Business A has a considerable budget and targets broad audiences within the UK within a consolidated campaign structure, looking to drive leads and phone calls to an audience of ~30 million with a handful of brand assets.
Business B has a small budget and run a localised campaign structure, creating various campaigns to target areas of Greater Manchester using localisation within their assets (images of the practice, testimonials, distance from the targeted location and transport routes, etc), advertising to a handful of cities and towns with audiences ranging from a few thousand up to ~300,000.
Both of these strategies are logical and designed to achieve a set of specific objectives, however, one has the capacity to spend a seemingly endless amount of budget whereas the other has defined audiences, many of which will have limits on how much can be invested (accounting for frequency, saturation, etc).

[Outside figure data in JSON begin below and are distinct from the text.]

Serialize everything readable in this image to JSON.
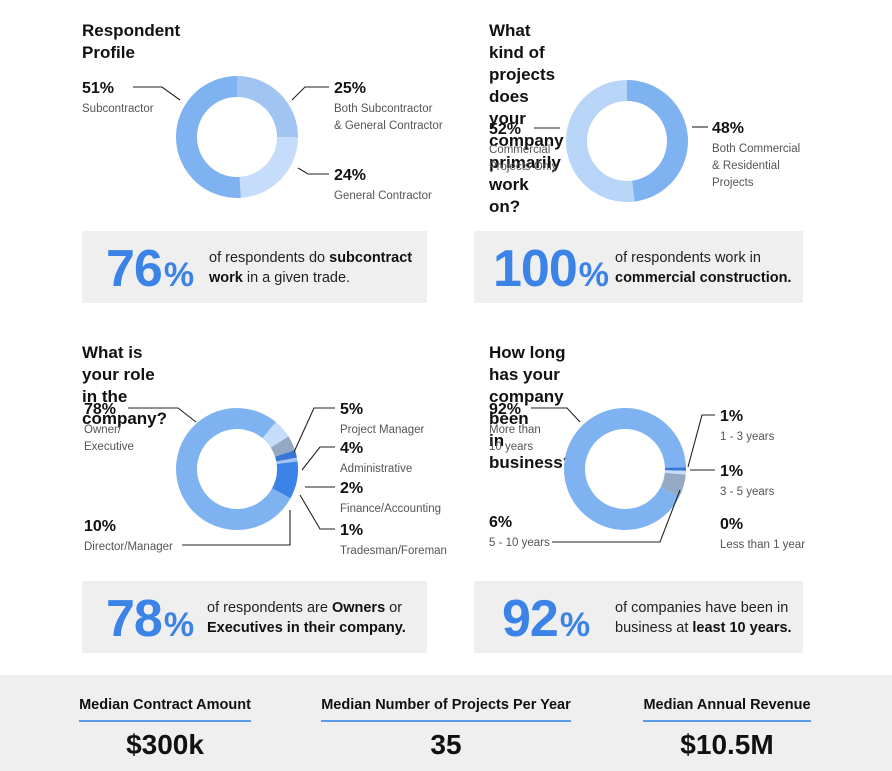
{
  "colors": {
    "blue_main": "#7fb2f0",
    "blue_light": "#b8d5f8",
    "blue_mid": "#a2c4f2",
    "blue_dark": "#3a76d6",
    "blue_bright": "#3b83e6",
    "gray_slice": "#93a9c4",
    "callout_bg": "#efefef",
    "accent": "#3b83e6"
  },
  "chart_data": [
    {
      "type": "pie",
      "title": "Respondent Profile",
      "slices": [
        {
          "pct": "51%",
          "value": 51,
          "label": [
            "Subcontractor"
          ],
          "color": "#7fb2f0"
        },
        {
          "pct": "25%",
          "value": 25,
          "label": [
            "Both Subcontractor",
            "& General Contractor"
          ],
          "color": "#a2c4f2"
        },
        {
          "pct": "24%",
          "value": 24,
          "label": [
            "General Contractor"
          ],
          "color": "#c5dcfa"
        }
      ],
      "callout": {
        "big": "76",
        "pct": "%",
        "text_pre": "of respondents do ",
        "text_bold": "subcontract work",
        "text_post": " in a given trade."
      }
    },
    {
      "type": "pie",
      "title": [
        "What kind of projects does your",
        "company primarily work on?"
      ],
      "slices": [
        {
          "pct": "48%",
          "value": 48,
          "label": [
            "Both Commercial",
            "& Residential",
            "Projects"
          ],
          "color": "#7fb2f0"
        },
        {
          "pct": "52%",
          "value": 52,
          "label": [
            "Commercial",
            "Projects Only"
          ],
          "color": "#b8d5f8"
        }
      ],
      "callout": {
        "big": "100",
        "pct": "%",
        "text_pre": "of respondents work in ",
        "text_bold": "commercial construction.",
        "text_post": ""
      }
    },
    {
      "type": "pie",
      "title": "What is your role in the company?",
      "slices": [
        {
          "pct": "78%",
          "value": 78,
          "label": [
            "Owner/",
            "Executive"
          ],
          "color": "#7fb2f0"
        },
        {
          "pct": "5%",
          "value": 5,
          "label": [
            "Project Manager"
          ],
          "color": "#c5dcfa"
        },
        {
          "pct": "4%",
          "value": 4,
          "label": [
            "Administrative"
          ],
          "color": "#93a9c4"
        },
        {
          "pct": "2%",
          "value": 2,
          "label": [
            "Finance/Accounting"
          ],
          "color": "#3a76d6"
        },
        {
          "pct": "1%",
          "value": 1,
          "label": [
            "Tradesman/Foreman"
          ],
          "color": "#a2c4f2"
        },
        {
          "pct": "10%",
          "value": 10,
          "label": [
            "Director/Manager"
          ],
          "color": "#3b83e6"
        }
      ],
      "callout": {
        "big": "78",
        "pct": "%",
        "text_pre": "of respondents are ",
        "text_bold": "Owners",
        "text_mid": " or ",
        "text_bold2": "Executives in their company.",
        "text_post": ""
      }
    },
    {
      "type": "pie",
      "title": [
        "How long has your company been",
        "in business?"
      ],
      "slices": [
        {
          "pct": "92%",
          "value": 92,
          "label": [
            "More than",
            "10 years"
          ],
          "color": "#7fb2f0"
        },
        {
          "pct": "1%",
          "value": 1,
          "label": [
            "1 - 3 years"
          ],
          "color": "#3a76d6"
        },
        {
          "pct": "1%",
          "value": 1,
          "label": [
            "3 - 5 years"
          ],
          "color": "#c5dcfa"
        },
        {
          "pct": "6%",
          "value": 6,
          "label": [
            "5 - 10 years"
          ],
          "color": "#93a9c4"
        },
        {
          "pct": "0%",
          "value": 0,
          "label": [
            "Less than 1 year"
          ],
          "color": "#7fb2f0"
        }
      ],
      "callout": {
        "big": "92",
        "pct": "%",
        "text_pre": "of companies have been in business at ",
        "text_bold": "least 10 years.",
        "text_post": ""
      }
    }
  ],
  "footer": {
    "metrics": [
      {
        "label": "Median Contract Amount",
        "value": "$300k"
      },
      {
        "label": "Median Number of Projects Per Year",
        "value": "35"
      },
      {
        "label": "Median Annual Revenue",
        "value": "$10.5M"
      }
    ]
  }
}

This illustrates the central point: budget is not a measure of potential success on Meta. It’s a function of your market, objectives, and creative execution.
Which, alongside product fit and audience, is incredibly important.
Creative Quality
A brand can have the deepest pockets, but if the creative is poor, results will suffer.
Conversely, a smaller advertiser that invests time in testing, iteration, and fresh ideas can achieve strong performance with a fraction of the spend.
It doesn’t have to be a never ending drawn out testing plan too, start with key elements and ensure you have reporting set up to help determine success, and if you need external assistance, there’s a wealth of paid social agencies who can help facilitate the process.
Creative is a critical factor in driving ad performance, alongside audience and placement, because it directly influences engagement and conversion likelihood.
The auction model rewards engaging creative.
Strong ads earn higher relevancy scores and better estimated action rates, which in turn lower CPMs and CPCs.
This means a brand producing standout creative can reach more of its audience for less.
A £500 per day campaign with high-quality, thumb-stopping creative could drive a stronger return than a £5,000 per day spend behind uninspiring assets, and speaking from experience, it can happen.
The budget amplifies distribution, but it is creative quality that determines whether that distribution generates results.
The Bottom Line
Meta’s ad platform is built for everyone, from global brands to local businesses, because success isn’t defined by how much you spend, but by how smartly you spend it..
Consider the data: 40 percent of businesses say that Facebook is their most profitable advertising channel, 28 percent of marketers rank Facebook as the top platform for ROI, and over 200 million businesses use Meta’s apps each month, most of them small businesses.
These figures confirm that high performance on Meta is not exclusive to large advertisers with big budgets.
The three areas to focus on (whatever the budget) are:
- Product Fit & Audience Match
- Creative Quality
- Contextual Relevance
It’s not about having a huge budget, it’s about using what you have, where you are, with clarity and precision.